In the theoretical section, we argued that knowledge costs decline with firm size in both the knowledge generation function where knowledge cumulability has an effect and in the technology production function where extensibility matters. The limited exhaustibility of knowledge is the fundamental property at the basis of this mechanism. Knowledge can be reused repeatedly to produce new technological knowledge and additional economic goods. Large firms have strong incentives to use more knowledge since its cost declines with the size of both the internal stock of knowledge and the firm’s output.

The greater use that is made of the firm’s knowledge as a result of its lower cost is consistent with the induced technological change approach recently revived by Acemoglu (2002, 2003). The rate and direction of technological change in the advanced economies has been due to and been promoted by the changes in factor markets and input prices and by the global rivalry in quasi-homogeneous product markets among firms based in highly heterogeneous factor markets. As long as the cost of capital was lower than the cost of labor, the direction of technological change was capital-intensive and labor-saving. The globalization of financial markets has reduced the spread in capital costs between advanced and industrializing countries and called attention on the radical differences in the costs of knowledge and in the opportunities for its exploitation.

The new trend in the knowledge intensive direction of technological change is driven by two factors: (1) the increased availability of high-skilled workers in advanced countries and (2) the new forms of rivalry in the global economy among firms based in heterogeneous factor markets but competing in quasi-homogeneous product markets that have stressed the radical asymmetries in the costs of accessing and using the stocks of quasi-public knowledge rooted in the economic systems of advanced countries with respect to industrializing ones. Their intertwining effects have biased the direction of technological change in advanced countries towards knowledge and skilled-intensive activities. This trend has been augmented and magnified by large firms that have larger opportunities and incentives to benefit from the effects of the intrinsic cumulability and extensibility of knowledge. The final outcome is that the traditional capital-intensive direction of technological change has been overtaken by a knowledge-intensive and capital-saving direction of change, and this direction is stronger for large firms.
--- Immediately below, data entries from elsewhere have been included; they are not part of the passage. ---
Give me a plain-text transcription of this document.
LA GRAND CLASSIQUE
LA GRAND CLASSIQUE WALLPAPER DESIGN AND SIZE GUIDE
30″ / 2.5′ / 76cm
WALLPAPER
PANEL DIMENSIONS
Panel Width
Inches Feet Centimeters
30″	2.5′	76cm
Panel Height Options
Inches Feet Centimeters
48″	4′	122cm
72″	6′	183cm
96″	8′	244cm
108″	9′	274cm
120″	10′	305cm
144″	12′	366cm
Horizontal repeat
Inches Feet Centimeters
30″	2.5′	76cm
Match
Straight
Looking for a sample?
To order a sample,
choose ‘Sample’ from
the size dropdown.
The empirical analysis provided evidence of this stronger knowledge-intensive direction of technological change for large firms. We analyzed a rich sample of US-listed firms recorded in the Compustat database and observed along the period 1977–2016. Our evidence is based on panel fixed effects estimators and IV and production function estimation strategies. First, we showed that firm size drives the growth of intangible capital intensity, and that as firm size increases, the rate of growth of the share of intangibles in the firm’s total capital also increases. Second, we found evidence of a higher output elasticity of knowledge for large firms compared to small firms. Finally, we showed also that these dynamics strengthen over time, and have become particularly prominent in recent periods.